Wednesday, August 26, 2015

Measuring average current of low power devices

Low power devices often spend most of their time in some sort of sleep mode, in which the power supply current is very low (some hundreds of nanoamperes typical). However, at times they wake up and can draw very large currents for a short period of time. The average current of such devices is often of interest, for example to estimate battery life.

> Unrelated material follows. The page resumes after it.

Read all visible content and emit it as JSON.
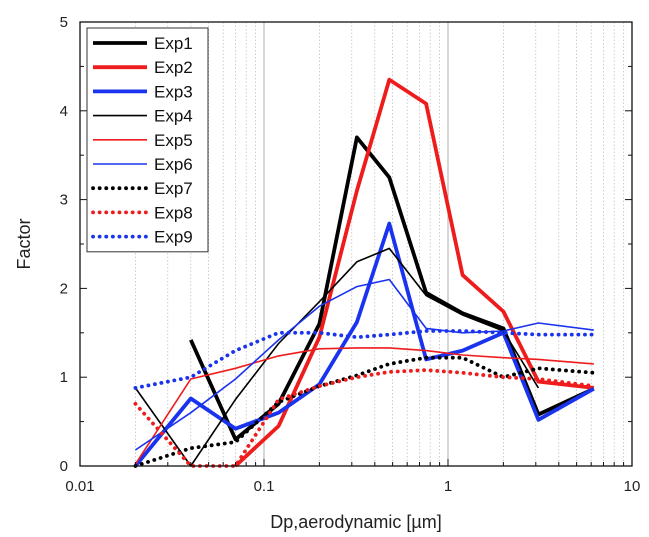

Measuring the current directly is infeasible, due to the very large current range as well as the short duration of the high current pulses. A simple solution however is to measure the current through a RC filter circuit as shown in figure 1.
Figure 1. Measurement setup.

There are a couple of things to consider though when doing this.
  • The time constant of the RC filter needs to be much longer than the measurement period of the multimeter used
  • Electrolytic capacitors initially exhibit large non-constant leakage currents
  • Resistive voltage drop
A nice trick is to use the measurement resistor of the multimeter as the R of the circuit and to choose the capacitance then accordingly. My UT61E updates twice per second and has a measurement resistance of 1 kilo-ohm in the microampere range. I've used a capacitance of around 15000 uF, which gives a time constant of 15 seconds. The time constant shouldn't be too long either, as it makes the required measurement time longer.

The leakage current of electrolytic capacitors may require a long time to stabilize. After 24 hours of operation my bank of 15000 uF still had 500 nA of leakage, but decreased to around 40 nA after 48 hours. Constant leakage currents due to the measurement setup are simply subtracted from the measured average current.

I've never had a problem with any significant voltage drops with this setup. However, the voltage drops can be made smaller by increasing the capacitance. Notice that the average voltage seen by the load is still dependent on the average current and the resistance.